Assume that 80% of people are left-handed. If we select 5 people at random, find the probability of each outcome described below, rounded to four decimal places:

a. There are some lefties (≥ 1) among the 5 people.

b. There are exactly 3 lefties in the group.

c. There are at least 4 lefties in the group.

d. There are no more than 2 lefties in the group

. e. How many lefties do you expect?

f.
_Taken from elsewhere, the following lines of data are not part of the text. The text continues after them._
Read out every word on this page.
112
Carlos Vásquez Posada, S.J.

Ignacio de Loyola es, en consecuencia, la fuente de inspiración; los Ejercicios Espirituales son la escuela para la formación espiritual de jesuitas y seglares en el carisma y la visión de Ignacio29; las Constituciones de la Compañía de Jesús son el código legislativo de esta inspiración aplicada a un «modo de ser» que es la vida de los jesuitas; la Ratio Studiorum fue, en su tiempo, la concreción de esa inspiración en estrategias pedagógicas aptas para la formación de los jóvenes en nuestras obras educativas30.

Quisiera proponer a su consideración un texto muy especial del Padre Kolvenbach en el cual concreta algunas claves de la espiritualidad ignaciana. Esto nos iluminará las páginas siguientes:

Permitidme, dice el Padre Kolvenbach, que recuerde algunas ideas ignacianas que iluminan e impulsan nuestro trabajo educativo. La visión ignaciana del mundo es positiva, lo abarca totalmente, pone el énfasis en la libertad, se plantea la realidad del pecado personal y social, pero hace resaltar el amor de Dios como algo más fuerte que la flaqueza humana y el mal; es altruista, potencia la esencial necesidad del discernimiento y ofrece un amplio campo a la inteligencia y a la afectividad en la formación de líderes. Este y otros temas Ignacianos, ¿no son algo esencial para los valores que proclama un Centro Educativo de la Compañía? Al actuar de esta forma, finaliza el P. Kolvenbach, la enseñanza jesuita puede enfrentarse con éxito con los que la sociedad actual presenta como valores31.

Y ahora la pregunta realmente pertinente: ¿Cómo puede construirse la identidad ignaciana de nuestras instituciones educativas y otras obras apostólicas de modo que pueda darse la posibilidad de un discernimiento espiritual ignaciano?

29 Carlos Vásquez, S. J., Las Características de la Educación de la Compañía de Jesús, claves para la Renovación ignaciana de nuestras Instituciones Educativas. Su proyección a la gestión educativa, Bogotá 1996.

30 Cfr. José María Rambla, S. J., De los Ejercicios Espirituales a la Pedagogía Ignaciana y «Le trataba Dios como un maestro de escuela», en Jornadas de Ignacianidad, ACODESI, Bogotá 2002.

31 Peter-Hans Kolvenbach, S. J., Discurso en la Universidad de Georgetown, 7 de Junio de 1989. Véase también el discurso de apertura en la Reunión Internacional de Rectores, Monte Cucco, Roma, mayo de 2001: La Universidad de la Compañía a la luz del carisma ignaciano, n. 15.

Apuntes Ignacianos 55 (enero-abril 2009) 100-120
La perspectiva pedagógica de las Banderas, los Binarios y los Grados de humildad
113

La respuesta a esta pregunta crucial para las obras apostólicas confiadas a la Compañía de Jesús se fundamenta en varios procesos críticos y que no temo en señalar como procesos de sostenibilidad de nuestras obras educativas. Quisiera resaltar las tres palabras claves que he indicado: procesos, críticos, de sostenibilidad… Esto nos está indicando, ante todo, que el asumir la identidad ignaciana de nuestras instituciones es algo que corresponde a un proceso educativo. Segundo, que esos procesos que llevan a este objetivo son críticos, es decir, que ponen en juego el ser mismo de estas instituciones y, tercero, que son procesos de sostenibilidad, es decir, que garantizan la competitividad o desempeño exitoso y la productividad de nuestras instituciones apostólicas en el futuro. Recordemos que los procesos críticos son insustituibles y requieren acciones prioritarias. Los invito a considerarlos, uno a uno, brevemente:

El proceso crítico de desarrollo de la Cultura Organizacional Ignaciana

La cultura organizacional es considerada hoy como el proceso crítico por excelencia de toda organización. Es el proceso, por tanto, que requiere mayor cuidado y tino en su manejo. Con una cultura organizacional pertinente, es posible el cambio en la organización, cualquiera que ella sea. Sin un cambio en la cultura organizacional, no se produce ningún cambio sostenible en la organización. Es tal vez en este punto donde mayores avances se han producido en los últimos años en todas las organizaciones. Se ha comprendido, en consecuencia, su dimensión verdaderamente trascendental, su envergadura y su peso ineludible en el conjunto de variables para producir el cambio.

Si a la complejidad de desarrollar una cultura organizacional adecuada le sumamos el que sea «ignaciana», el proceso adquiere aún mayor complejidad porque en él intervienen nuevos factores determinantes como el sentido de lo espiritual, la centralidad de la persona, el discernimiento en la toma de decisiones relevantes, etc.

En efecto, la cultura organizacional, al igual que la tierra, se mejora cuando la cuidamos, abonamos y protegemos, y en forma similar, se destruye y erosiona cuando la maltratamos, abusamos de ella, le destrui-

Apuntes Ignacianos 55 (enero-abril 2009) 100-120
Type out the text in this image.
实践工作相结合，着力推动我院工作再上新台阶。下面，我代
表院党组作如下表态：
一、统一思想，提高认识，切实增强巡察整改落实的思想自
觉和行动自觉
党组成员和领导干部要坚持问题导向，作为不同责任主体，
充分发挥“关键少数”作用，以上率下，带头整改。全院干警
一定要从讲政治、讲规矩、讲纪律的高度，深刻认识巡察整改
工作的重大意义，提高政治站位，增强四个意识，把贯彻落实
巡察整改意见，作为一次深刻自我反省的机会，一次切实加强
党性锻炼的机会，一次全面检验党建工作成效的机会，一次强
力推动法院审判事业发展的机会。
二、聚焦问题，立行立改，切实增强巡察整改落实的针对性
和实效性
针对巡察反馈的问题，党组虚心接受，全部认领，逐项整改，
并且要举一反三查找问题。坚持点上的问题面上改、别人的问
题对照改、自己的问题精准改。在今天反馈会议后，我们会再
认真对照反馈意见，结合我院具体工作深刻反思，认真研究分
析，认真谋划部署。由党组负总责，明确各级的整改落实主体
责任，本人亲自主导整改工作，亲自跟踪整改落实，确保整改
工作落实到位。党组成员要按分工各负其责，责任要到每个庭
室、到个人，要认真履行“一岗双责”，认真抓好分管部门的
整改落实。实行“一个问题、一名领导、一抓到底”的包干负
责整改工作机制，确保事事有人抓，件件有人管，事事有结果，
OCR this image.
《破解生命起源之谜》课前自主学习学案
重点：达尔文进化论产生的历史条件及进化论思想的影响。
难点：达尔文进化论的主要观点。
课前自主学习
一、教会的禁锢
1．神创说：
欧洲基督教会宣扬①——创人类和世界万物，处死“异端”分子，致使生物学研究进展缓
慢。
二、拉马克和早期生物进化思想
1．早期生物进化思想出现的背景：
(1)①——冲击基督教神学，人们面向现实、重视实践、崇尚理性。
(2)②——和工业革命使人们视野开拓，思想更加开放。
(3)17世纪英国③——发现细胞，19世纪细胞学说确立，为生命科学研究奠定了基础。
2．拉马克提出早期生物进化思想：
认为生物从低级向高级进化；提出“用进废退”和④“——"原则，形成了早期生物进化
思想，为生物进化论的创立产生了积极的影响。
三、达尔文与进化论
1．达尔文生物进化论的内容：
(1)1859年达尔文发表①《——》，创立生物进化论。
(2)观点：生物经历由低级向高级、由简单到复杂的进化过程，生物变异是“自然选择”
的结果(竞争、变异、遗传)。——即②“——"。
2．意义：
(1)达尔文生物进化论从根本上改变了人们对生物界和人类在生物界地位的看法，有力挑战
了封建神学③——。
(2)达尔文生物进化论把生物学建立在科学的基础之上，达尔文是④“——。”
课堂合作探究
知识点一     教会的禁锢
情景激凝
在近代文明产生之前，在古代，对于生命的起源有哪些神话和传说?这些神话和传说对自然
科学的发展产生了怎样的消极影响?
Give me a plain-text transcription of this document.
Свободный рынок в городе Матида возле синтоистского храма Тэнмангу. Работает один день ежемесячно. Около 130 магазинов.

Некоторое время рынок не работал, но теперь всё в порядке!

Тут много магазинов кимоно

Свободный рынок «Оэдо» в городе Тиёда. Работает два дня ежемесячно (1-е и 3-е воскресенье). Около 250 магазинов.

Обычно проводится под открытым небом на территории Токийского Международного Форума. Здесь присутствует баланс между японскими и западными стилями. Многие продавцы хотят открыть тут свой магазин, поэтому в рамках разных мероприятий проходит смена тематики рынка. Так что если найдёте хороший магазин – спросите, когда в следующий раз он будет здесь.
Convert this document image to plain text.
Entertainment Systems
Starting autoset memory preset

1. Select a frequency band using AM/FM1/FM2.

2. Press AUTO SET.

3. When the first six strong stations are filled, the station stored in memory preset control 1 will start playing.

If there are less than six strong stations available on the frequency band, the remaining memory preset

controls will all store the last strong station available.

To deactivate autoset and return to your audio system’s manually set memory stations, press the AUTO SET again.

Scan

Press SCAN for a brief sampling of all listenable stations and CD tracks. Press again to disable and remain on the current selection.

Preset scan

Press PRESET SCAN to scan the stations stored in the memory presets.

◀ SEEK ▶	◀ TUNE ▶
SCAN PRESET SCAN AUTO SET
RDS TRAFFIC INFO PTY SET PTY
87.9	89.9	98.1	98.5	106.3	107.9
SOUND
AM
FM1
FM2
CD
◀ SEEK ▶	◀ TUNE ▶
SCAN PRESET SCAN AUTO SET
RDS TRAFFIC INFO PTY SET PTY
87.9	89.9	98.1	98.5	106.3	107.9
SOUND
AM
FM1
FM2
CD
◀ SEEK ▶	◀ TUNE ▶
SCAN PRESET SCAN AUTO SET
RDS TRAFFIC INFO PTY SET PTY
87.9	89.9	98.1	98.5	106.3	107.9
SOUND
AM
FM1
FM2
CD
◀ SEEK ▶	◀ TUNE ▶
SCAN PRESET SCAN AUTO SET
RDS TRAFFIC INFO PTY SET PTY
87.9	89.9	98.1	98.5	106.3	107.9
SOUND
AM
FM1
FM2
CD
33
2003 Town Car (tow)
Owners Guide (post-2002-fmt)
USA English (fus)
With what standard deviation?

Answer 1

Solution:-

a) The probability that there are some lefties (≥ 1) among the 5 people is 0.99968.

x = 1, n = 5, p = 0.80

By applying binomial distribution:-

P(x,n) = ⁿC_x*p^x*(1-p)^(n-x)

P(x > 1) = 0.99968

b) The probability that there are exactly 3 lefties in the group is 0.2048.

x = 3, n = 5, p = 0.80

By applying binomial distribution:-

P(x,n) = ⁿC_x*p^x*(1-p)^(n-x)

P(x = 3) = 0.2048

c) The probability that there are at least 4 lefties in the group is 0.7373.

x = 4, n = 5, p = 0.80

By applying binomial distribution:-

P(x,n) = ⁿC_x*p^x*(1-p)^(n-x)

P(x > 4) = 0.7373.

d) The probability that there are no more than 2 lefties in the group is 0.05792.

x = 2, n = 5, p = 0.80

By applying binomial distribution:-

P(x,n) = ⁿC_x*p^x*(1-p)^(n-x)

P(x < 2) = 0.05792.

e)The expected number of lefties in the group are 4.0.

E(x) = n × p

E(x) = 5 × 0.80

E(x) = 4.0

f) The standard deviation of the lefties in the group is 0.8944.